И откуда эники знают, с каким выражением лица нужно смотреть на первую бабочку?
Глава 4. Алкоголик
В конце августа солнце впервые осело за горизонт: полярный день подошёл к концу. Вечером, часов в одиннадцать, мглистый свет ослабел, а потом резко набрал силу от вспыхнувших талемских фонарей, разрисовавших всё длинными призрачными тенями.
Предшествовавший закату день был ясным, сухим и беспощадно холодным. Ким не любил прозрачный мороз, который выглядел как лето, а ощущался как зима. Он обесценивал само понятие солнечных дней, заставляя Кима сомневаться, существует ли в мире теплота.
Но Ким всё же выгнал себя на улицу. Первый с апреля закат – зрелище торжественное и тоскливое. Свет не исчезнет враз: сначала он просто притухнет, на следующий день сильнее, потом ещё… Холод начнёт выедать из воздуха запахи тины и земли, а затяжные дожди увлажнят его своей взвесью.
Август – терпимое время. А вот в сентябре день убывает уже стремительно, солнце всё ленивее выползает из-за кромки далёких скал, чтобы сразу же, без взлёта, макнуть себя в морскую дымку и обмочить горизонт тусклым светом. Оно теряет силы, как брошенный мяч, отстукивая приближение полярной ночи.

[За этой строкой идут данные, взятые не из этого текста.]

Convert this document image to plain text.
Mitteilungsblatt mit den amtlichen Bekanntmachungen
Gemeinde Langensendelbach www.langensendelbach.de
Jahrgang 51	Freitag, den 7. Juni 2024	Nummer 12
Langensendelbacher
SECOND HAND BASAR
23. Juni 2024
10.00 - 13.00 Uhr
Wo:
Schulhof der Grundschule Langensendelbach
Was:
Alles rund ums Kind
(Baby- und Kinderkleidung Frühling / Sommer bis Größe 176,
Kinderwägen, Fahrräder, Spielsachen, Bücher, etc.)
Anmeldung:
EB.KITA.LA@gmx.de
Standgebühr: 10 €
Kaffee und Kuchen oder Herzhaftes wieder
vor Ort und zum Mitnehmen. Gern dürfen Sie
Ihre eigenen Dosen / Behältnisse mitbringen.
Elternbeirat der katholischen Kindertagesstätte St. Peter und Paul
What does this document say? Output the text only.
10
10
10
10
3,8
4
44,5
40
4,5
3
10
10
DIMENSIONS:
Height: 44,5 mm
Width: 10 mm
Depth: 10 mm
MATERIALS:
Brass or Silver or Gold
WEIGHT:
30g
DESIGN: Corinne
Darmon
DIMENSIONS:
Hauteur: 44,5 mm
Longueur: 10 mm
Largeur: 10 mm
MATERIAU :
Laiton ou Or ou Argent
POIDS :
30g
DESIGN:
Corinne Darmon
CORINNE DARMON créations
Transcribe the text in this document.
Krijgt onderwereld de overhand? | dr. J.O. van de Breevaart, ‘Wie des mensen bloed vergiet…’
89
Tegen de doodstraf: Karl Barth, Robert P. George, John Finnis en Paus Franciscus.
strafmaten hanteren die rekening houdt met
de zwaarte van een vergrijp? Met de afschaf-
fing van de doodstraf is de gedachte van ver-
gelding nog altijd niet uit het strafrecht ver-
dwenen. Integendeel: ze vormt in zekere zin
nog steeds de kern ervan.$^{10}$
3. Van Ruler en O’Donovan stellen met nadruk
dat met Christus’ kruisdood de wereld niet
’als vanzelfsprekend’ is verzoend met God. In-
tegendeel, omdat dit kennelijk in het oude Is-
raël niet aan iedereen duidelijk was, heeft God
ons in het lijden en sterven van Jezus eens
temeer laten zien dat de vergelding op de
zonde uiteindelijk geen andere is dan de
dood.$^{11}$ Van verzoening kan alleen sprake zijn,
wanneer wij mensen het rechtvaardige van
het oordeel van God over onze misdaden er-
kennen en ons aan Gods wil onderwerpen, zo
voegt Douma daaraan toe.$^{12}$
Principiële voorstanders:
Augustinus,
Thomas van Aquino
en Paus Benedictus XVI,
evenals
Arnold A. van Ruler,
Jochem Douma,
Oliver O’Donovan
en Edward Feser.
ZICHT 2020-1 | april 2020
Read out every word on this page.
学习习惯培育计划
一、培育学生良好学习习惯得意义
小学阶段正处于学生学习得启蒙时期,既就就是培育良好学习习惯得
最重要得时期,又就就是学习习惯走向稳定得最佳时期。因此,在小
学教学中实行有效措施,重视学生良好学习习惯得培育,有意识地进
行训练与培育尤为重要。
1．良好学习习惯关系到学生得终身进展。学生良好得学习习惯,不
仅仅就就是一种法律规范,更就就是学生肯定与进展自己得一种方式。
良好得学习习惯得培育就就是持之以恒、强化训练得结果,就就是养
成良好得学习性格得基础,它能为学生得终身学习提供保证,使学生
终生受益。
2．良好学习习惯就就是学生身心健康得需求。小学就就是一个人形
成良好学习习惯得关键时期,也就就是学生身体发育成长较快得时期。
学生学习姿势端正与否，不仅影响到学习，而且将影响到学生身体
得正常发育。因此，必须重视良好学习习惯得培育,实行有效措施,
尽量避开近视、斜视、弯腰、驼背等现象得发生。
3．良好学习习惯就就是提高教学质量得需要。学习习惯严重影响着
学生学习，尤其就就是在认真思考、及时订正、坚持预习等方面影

Позади уже половина срока. Впереди – столетняя годовщина начала Второй мировой войны, а за ней – сумерки года и ещё три полярных ночи, то есть почти год беспробудной тьмы. Ночь на «Талеме» – это отдельная жизнь, которая давит из людей столько жизненного сока, что просыпаешься от неё другим человеком. Виноградов за последние полгода уезжал с «Талема» дважды, Фольшойер – раз пять, а Ким вынужден снова и снова наблюдать мучительное умирание полярного дня.
Через неделю погода испортилась окончательно. С моря дул сильный ветер, бросая в стены пригоршни капель, но Ким старался не нарушать график прогулок, готовя себя к наступлению сезона вечной мокроты.
По вечерам они с Одри разводили камин. Одри тоже делала замёрзший вид, садилась ближе к огню и ловила на свою загорелую кожу отсветы пламени. Ким читал вслух. Одри слушала со вниманием, иногда отыгрывая понравившуюся сцену, становясь то императрицей, то пятнадцатилетним капитаном.
У Кима не было доступа к современной литературе: библиотека «Талема» включала, кажется, все возможные книги, выпущенные до начала XXI века. Остров словно вымарывал из Кима воспоминания о своём времени, которое он воспринимал лишь через призму когеренций.